Was it an act of inspiration or arrogance, the way that Get Out convinced so many filmmakers they could make one just like it? It’s not that Blink Twice, the new thriller from actor-turned-filmmaker Zoë Kravitz, bungles the job with the same twisting-in-the-wind cluelessness of, say, Antebellum. Kravitz makes her points with force, humor, style – and the conviction that she, as a well-connected and already-famous cinephile, is uniquely positioned to make them. Even this conviction feels like a lift from Get Out, where Jordan Peele flaunted the movie-geek expertise and sketch-comedy background that allowed him to turn what could have been a funny idea for a five-minute sketch into a genuinely unnerving horror experience (and making it both funnier and scarier in the process). Blink Twice, by contrast, never quite stops sounding like a pitch for itself.

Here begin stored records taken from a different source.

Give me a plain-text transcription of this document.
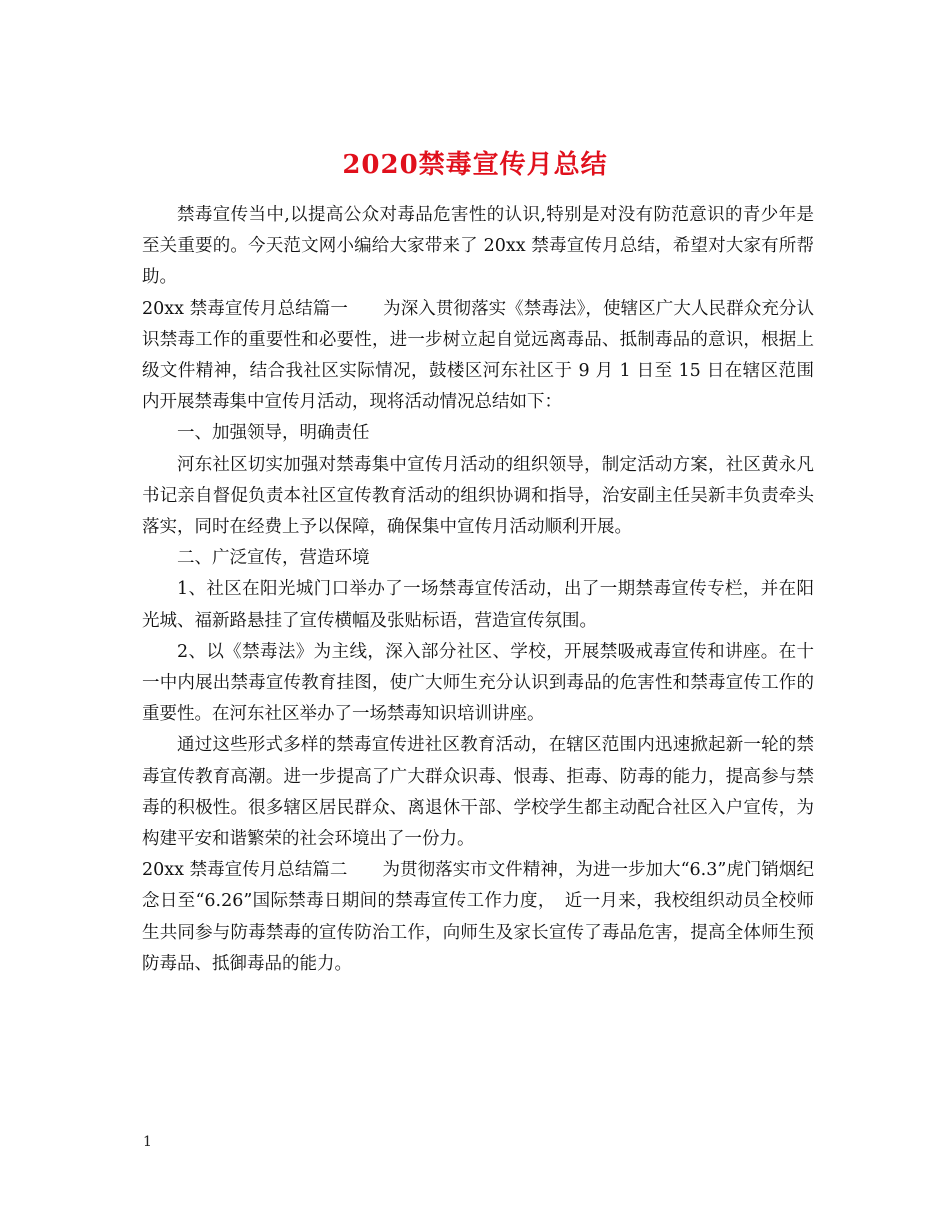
2020禁毒宣传月总结

禁毒宣传当中,以提高公众对毒品危害性的认识,特别是对没有防范意识的青少年是至关重要的。今天范文网小编给大家带来了 20xx 禁毒宣传月总结，希望对大家有所帮助。

20xx 禁毒宣传月总结篇一　　为深入贯彻落实《禁毒法》，使辖区广大人民群众充分认识禁毒工作的重要性和必要性，进一步树立起自觉远离毒品、抵制毒品的意识，根据上级文件精神，结合我社区实际情况，鼓楼区河东社区于 9 月 1 日至 15 日在辖区范围内开展禁毒集中宣传月活动，现将活动情况总结如下：

一、加强领导，明确责任

河东社区切实加强对禁毒集中宣传月活动的组织领导，制定活动方案，社区黄永凡书记亲自督促负责本社区宣传教育活动的组织协调和指导，治安副主任吴新丰负责牵头落实，同时在经费上予以保障，确保集中宣传月活动顺利开展。

二、广泛宣传，营造环境

1、社区在阳光城门口举办了一场禁毒宣传活动，出了一期禁毒宣传专栏，并在阳光城、福新路悬挂了宣传横幅及张贴标语，营造宣传氛围。

2、以《禁毒法》为主线，深入部分社区、学校，开展禁吸戒毒宣传和讲座。在十一中内展出禁毒宣传教育挂图，使广大师生充分认识到毒品的危害性和禁毒宣传工作的重要性。在河东社区举办了一场禁毒知识培训讲座。

通过这些形式多样的禁毒宣传进社区教育活动，在辖区范围内迅速掀起新一轮的禁毒宣传教育高潮。进一步提高了广大群众识毒、恨毒、拒毒、防毒的能力，提高参与禁毒的积极性。很多辖区居民群众、离退休干部、学校学生都主动配合社区入户宣传，为构建平安和谐繁荣的社会环境出了一份力。

20xx 禁毒宣传月总结篇二　　为贯彻落实市文件精神，为进一步加大“6.3”虎门销烟纪念日至“6.26”国际禁毒日期间的禁毒宣传工作力度，　近一月来，我校组织动员全校师生共同参与防毒禁毒的宣传防治工作，向师生及家长宣传了毒品危害，提高全体师生预防毒品、抵御毒品的能力。

1
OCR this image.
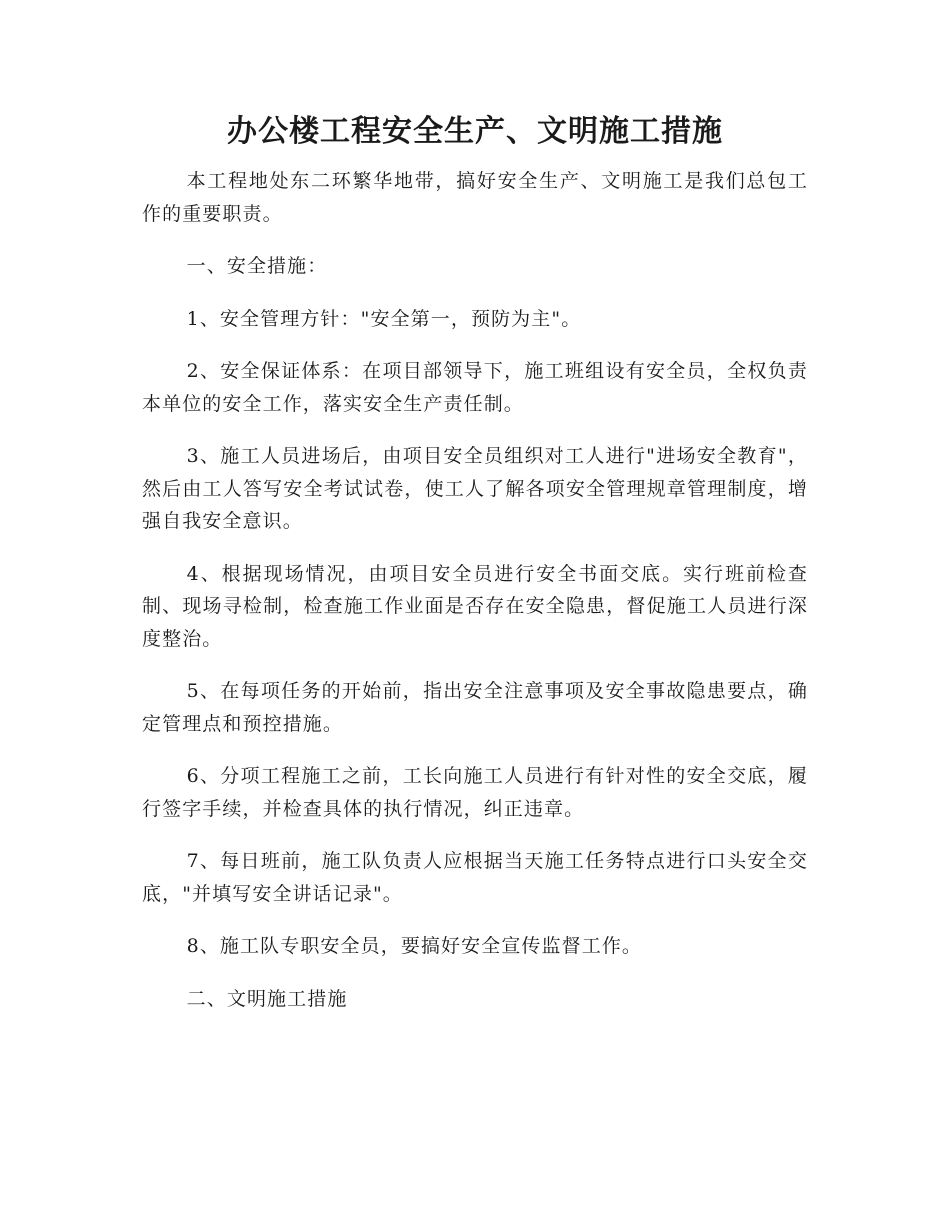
办公楼工程安全生产、文明施工措施

本工程地处东二环繁华地带，搞好安全生产、文明施工是我们总包工作的重要职责。

一、安全措施：

1、安全管理方针："安全第一，预防为主"。

2、安全保证体系：在项目部领导下，施工班组设有安全员，全权负责本单位的安全工作，落实安全生产责任制。

3、施工人员进场后，由项目安全员组织对工人进行"进场安全教育"，然后由工人答写安全考试试卷，使工人了解各项安全管理规章管理制度，增强自我安全意识。

4、根据现场情况，由项目安全员进行安全书面交底。实行班前检查制、现场寻检制，检查施工作业面是否存在安全隐患，督促施工人员进行深度整治。

5、在每项任务的开始前，指出安全注意事项及安全事故隐患要点，确定管理点和预控措施。

6、分项工程施工之前，工长向施工人员进行有针对性的安全交底，履行签字手续，并检查具体的执行情况，纠正违章。

7、每日班前，施工队负责人应根据当天施工任务特点进行口头安全交底，"并填写安全讲话记录"。

8、施工队专职安全员，要搞好安全宣传监督工作。

二、文明施工措施
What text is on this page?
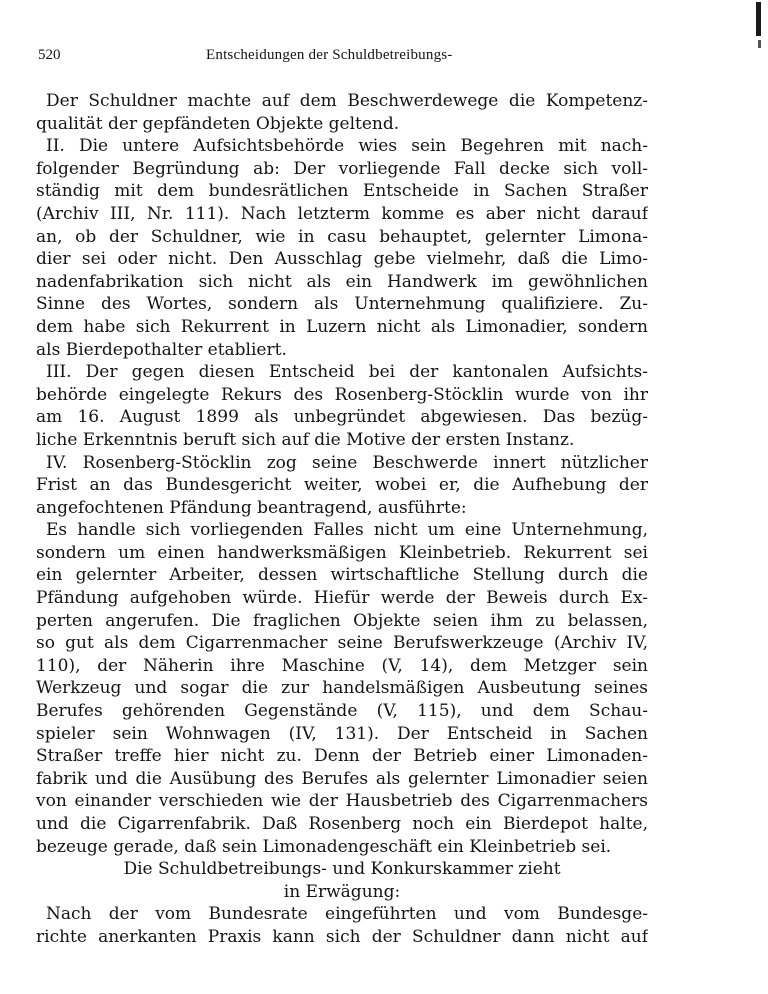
520	Entscheidungen der Schuldbetreibungs-
Der Schuldner machte auf dem Beschwerdewege die Kompetenz-
qualität der gepfändeten Objekte geltend.
II. Die untere Aufsichtsbehörde wies sein Begehren mit nach-
folgender Begründung ab: Der vorliegende Fall decke sich voll-
ständig mit dem bundesrätlichen Entscheide in Sachen Straßer
(Archiv III, Nr. 111). Nach letzterm komme es aber nicht darauf
an, ob der Schuldner, wie in casu behauptet, gelernter Limona-
dier sei oder nicht. Den Ausschlag gebe vielmehr, daß die Limo-
nadenfabrikation sich nicht als ein Handwerk im gewöhnlichen
Sinne des Wortes, sondern als Unternehmung qualifiziere. Zu-
dem habe sich Rekurrent in Luzern nicht als Limonadier, sondern
als Bierdepothalter etabliert.
III. Der gegen diesen Entscheid bei der kantonalen Aufsichts-
behörde eingelegte Rekurs des Rosenberg-Stöcklin wurde von ihr
am 16. August 1899 als unbegründet abgewiesen. Das bezüg-
liche Erkenntnis beruft sich auf die Motive der ersten Instanz.
IV. Rosenberg-Stöcklin zog seine Beschwerde innert nützlicher
Frist an das Bundesgericht weiter, wobei er, die Aufhebung der
angefochtenen Pfändung beantragend, ausführte:
Es handle sich vorliegenden Falles nicht um eine Unternehmung,
sondern um einen handwerksmäßigen Kleinbetrieb. Rekurrent sei
ein gelernter Arbeiter, dessen wirtschaftliche Stellung durch die
Pfändung aufgehoben würde. Hiefür werde der Beweis durch Ex-
perten angerufen. Die fraglichen Objekte seien ihm zu belassen,
so gut als dem Cigarrenmacher seine Berufswerkzeuge (Archiv IV,
110), der Näherin ihre Maschine (V, 14), dem Metzger sein
Werkzeug und sogar die zur handelsmäßigen Ausbeutung seines
Berufes gehörenden Gegenstände (V, 115), und dem Schau-
spieler sein Wohnwagen (IV, 131). Der Entscheid in Sachen
Straßer treffe hier nicht zu. Denn der Betrieb einer Limonaden-
fabrik und die Ausübung des Berufes als gelernter Limonadier seien
von einander verschieden wie der Hausbetrieb des Cigarrenmachers
und die Cigarrenfabrik. Daß Rosenberg noch ein Bierdepot halte,
bezeuge gerade, daß sein Limonadengeschäft ein Kleinbetrieb sei.
Die Schuldbetreibungs- und Konkurskammer zieht
in Erwägung:
Nach der vom Bundesrate eingeführten und vom Bundesge-
richte anerkanten Praxis kann sich der Schuldner dann nicht auf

At first, Kravitz turns the movie’s slipperiness into something tantalizingly elusive, building some suspense from her refusal to let things add up. Roommates Frida (Naomi Ackie) and Jess (Alia Shawkat) work at a catering company, putting them in contact with an exclusive event spearheaded by tech CEO Slater King (Channing Tatum), whose videos of unspecified public contrition opens the film. In a bold and confusingly successful move, Frida and Jess make a late-evening switch into cocktail attire and blend into the waning hours of the party. Frida had a moment with Slater at a previous event, and clearly fantasizes about reconnecting with him. (What’s in it for Jess isn’t clear.) They do indeed cross paths again, and after a round of drinks with Slater’s various friends and hangers-on, the two women have scored an invitation to his private island. They accept. It seems like their only hesitation comes when they’re asked to “voluntarily” surrender their cell phones by Slater’s harried assistant (Geena Davis). They’re not too young to refuse and they’re not too old to succumb to peer pressure.
Does any of this really make sense? The signifiers are there, yes, but Kravitz keeps the characters at arm’s length long enough that we’re forced to conclude that we don’t know whether these are decisions they would normally make. Sometimes this strategy pays off, as in the characterization of Sarah (Adria Arjona), a reality-TV star who’s nominally attached to the group’s preening celebrity chef (Simon Rex) but clearly has designs on Slater. As the group eats, drinks, takes drugs (urged toward mindfulness and intentionality with note-perfect vacuousness by Tatum), swims and parties into a blur of days and nights and troublingly lost time, Sarah and Frida seem like rivals in the making – until a conversation places them on the same page. It’s a showcase for the nimble Arjona, who seamlessly switches what’s funny about her character without missing a comic beat.